"Non, je ne dors ni ne soumeille,
Je sis dans l'enfer à brûler.

"Auprès de moi reste une place,
C'est pour vous, Piar', qu'on l'a gardée."

"Ha! dites-moi plustot, ma Jeanne,
Comment fair' pour n'y point aller?"

"Il faut aller à la grand-messe,
Et aux vêpres, sans y manquer.

"Faut point aller aux fileries,
Comm' vous aviez d'accoutumé.

"Ne faut point embrasser les filles
Sur l' bout du coffre au pied du lect."

So Beaurepaire, Étude, p. 53; Puymaigre, 'La Damnée,' Chants populaires, I, 115; V. Smith, Chants du Velay et du Forez, Romania, IV, 449 f, 'La Concubine;' and Luzel, "Celui qui alla voir sa maitresse en enfer," I, 44, 45. In this last, a lover, whose mistress has died, goes into a monastery, where he prays continually that he may see her again.
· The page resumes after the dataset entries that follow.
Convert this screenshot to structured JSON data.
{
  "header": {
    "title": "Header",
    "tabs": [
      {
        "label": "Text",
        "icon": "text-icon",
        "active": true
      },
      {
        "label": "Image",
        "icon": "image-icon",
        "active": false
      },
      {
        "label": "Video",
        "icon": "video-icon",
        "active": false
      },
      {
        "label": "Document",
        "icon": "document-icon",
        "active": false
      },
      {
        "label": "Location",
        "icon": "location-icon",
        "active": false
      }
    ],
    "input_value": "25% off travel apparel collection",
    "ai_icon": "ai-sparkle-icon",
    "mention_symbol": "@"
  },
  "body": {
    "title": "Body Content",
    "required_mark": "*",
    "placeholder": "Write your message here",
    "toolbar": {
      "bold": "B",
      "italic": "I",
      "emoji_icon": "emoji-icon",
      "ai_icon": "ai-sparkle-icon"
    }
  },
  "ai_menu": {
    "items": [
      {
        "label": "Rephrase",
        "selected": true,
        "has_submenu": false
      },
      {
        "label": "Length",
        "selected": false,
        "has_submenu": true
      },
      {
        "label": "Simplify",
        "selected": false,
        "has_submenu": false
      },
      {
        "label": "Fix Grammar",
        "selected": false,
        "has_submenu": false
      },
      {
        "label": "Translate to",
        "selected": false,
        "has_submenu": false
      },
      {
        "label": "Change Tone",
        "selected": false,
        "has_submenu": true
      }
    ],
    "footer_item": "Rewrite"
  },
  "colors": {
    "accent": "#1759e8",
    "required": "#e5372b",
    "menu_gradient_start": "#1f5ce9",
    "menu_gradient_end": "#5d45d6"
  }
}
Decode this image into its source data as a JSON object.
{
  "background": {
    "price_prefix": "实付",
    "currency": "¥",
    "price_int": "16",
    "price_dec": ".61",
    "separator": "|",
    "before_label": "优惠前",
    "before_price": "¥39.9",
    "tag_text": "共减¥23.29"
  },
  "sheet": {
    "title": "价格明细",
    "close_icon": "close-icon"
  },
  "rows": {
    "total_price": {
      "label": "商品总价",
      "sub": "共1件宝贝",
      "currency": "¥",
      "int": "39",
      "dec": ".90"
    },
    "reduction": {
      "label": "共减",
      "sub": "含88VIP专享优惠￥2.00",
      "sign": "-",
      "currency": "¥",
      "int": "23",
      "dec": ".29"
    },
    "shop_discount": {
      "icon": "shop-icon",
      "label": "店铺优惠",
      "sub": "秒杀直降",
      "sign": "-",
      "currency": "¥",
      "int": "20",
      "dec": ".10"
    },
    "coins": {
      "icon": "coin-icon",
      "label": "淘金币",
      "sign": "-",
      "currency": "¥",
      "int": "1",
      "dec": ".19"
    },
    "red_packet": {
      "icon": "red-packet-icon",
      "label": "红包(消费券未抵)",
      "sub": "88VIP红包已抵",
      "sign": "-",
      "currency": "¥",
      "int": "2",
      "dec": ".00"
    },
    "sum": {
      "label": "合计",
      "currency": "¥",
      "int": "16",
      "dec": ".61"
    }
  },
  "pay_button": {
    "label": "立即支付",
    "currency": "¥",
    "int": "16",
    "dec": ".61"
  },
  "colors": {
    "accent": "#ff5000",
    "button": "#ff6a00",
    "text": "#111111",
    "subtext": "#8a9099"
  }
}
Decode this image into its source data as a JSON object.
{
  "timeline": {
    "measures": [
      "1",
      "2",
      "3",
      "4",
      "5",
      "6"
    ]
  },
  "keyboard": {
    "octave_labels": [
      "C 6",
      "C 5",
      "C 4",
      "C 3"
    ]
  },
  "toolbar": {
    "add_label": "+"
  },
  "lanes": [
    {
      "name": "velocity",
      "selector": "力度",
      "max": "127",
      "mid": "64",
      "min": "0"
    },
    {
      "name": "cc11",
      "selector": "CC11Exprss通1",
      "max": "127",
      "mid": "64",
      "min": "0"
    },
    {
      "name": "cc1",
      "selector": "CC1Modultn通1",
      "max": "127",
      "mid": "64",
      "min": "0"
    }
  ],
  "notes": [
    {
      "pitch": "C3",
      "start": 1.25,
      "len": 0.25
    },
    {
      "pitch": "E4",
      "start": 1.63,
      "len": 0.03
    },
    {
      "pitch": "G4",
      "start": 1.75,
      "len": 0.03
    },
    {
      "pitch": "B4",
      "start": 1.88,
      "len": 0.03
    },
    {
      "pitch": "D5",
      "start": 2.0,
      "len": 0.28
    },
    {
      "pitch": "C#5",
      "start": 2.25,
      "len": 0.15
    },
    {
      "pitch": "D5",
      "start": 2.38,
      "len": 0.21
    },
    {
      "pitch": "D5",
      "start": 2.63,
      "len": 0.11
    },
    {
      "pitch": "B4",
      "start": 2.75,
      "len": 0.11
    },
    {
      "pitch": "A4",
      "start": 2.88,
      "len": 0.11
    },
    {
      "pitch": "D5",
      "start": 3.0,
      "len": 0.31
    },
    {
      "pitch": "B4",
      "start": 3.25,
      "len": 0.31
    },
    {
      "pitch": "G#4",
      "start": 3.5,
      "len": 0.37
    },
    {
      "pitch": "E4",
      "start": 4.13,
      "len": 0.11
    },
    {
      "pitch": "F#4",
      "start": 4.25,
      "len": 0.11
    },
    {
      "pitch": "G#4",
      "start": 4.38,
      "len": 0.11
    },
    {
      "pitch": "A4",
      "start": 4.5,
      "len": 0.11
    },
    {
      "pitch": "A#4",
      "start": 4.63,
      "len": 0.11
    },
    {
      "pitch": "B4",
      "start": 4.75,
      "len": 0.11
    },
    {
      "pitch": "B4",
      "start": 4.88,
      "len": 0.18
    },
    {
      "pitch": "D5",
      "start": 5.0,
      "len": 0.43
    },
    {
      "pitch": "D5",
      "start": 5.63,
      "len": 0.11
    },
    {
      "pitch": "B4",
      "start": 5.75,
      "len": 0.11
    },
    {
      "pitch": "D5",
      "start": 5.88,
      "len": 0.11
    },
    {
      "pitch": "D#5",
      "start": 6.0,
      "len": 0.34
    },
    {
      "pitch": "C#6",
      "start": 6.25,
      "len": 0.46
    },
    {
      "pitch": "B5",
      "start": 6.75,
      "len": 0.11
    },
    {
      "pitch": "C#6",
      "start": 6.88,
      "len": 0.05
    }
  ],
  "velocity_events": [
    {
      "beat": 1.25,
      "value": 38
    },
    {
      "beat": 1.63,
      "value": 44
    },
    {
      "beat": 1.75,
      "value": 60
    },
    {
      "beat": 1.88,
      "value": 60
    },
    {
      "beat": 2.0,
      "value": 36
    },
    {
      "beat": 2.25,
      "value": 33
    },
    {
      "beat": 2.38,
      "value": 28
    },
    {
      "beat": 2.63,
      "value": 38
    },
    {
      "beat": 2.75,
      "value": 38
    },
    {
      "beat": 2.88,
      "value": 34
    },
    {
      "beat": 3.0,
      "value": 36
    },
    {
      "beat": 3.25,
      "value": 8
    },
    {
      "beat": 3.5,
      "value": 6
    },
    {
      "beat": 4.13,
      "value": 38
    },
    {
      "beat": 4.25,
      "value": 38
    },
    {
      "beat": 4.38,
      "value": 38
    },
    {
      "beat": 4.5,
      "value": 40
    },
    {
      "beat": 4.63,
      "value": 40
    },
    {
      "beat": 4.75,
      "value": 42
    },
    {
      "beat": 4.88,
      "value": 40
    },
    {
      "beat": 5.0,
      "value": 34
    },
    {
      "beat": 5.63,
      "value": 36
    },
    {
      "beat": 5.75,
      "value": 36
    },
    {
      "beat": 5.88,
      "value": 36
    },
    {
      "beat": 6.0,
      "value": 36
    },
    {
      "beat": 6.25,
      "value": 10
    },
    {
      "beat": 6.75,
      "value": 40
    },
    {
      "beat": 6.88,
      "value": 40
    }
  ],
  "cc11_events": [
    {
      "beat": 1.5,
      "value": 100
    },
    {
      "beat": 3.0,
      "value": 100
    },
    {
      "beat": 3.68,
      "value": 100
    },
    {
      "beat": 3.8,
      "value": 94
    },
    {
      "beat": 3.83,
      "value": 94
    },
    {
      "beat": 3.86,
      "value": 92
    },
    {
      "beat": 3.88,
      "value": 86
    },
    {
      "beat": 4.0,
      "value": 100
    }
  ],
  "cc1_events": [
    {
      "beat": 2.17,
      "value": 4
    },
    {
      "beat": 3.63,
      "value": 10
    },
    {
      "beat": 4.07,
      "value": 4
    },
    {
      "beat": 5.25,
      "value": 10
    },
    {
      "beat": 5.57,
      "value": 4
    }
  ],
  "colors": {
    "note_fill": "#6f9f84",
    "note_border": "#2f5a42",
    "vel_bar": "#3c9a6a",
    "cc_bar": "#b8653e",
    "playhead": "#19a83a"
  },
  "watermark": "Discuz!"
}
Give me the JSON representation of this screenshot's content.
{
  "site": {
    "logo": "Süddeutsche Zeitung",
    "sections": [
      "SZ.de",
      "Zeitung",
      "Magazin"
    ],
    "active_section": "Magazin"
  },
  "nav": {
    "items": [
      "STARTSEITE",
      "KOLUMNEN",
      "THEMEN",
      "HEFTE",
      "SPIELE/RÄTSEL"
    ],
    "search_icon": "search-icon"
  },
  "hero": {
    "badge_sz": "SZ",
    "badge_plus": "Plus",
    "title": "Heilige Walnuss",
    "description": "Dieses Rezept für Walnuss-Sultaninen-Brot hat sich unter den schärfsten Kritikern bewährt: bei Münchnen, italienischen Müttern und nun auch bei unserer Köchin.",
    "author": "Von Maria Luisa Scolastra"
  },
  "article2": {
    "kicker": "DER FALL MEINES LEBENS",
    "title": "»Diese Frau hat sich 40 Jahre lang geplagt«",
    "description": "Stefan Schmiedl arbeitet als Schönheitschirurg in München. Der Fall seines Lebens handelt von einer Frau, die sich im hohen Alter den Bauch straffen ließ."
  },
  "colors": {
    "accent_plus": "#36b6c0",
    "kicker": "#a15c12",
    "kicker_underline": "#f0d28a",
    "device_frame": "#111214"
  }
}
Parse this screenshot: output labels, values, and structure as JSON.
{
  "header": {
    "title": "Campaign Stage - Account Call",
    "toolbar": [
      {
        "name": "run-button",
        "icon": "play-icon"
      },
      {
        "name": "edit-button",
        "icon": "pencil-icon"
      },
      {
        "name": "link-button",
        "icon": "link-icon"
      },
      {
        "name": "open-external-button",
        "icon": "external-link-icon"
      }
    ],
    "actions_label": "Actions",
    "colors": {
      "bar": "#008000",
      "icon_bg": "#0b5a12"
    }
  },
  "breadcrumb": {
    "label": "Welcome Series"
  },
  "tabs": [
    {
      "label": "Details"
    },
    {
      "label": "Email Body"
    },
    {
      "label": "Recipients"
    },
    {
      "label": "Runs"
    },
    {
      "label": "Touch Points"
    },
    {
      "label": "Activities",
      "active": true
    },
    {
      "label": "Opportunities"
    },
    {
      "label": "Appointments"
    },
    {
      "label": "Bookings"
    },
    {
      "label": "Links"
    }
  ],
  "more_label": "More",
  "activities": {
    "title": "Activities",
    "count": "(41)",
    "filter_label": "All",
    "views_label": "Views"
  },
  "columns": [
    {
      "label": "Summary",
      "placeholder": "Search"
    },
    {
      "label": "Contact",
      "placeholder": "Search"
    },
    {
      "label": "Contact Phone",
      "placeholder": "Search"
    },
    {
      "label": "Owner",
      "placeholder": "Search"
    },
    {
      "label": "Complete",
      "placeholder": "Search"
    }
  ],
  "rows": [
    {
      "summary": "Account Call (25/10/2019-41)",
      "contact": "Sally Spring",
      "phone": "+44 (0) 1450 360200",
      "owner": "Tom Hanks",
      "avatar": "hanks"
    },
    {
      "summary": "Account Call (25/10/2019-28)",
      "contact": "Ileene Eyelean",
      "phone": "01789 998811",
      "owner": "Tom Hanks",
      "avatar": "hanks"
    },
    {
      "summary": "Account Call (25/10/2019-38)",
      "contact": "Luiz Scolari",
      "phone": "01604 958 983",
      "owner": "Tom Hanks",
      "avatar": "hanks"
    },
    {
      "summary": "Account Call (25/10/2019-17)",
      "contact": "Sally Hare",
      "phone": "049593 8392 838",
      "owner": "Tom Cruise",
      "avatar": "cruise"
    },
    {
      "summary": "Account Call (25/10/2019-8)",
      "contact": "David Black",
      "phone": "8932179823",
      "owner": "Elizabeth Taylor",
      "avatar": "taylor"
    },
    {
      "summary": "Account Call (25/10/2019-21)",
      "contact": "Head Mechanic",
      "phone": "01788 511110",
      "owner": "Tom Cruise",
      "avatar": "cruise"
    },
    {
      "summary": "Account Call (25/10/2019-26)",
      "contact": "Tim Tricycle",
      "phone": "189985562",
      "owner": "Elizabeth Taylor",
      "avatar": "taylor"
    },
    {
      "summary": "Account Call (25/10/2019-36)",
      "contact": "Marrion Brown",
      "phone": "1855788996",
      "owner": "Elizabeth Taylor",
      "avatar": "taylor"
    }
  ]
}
The devil presents himself in the likeness of a young man, and on condition of being something gently considered takes him to hell. He sees his mistress sitting in a fiery chair (cf. B, 30, 31), devoured by serpents night and day, and is informed that fasts and masses on his part will only make things worse. Like Dives, she sends word to her sister not to do as she has done. Some of these traits are found also in one or another of the French versions.


Translated by Doenniges, p. 6, after Scott, and by Knortz, Schottische Balladen, No 1, after Aytoun, II, 62.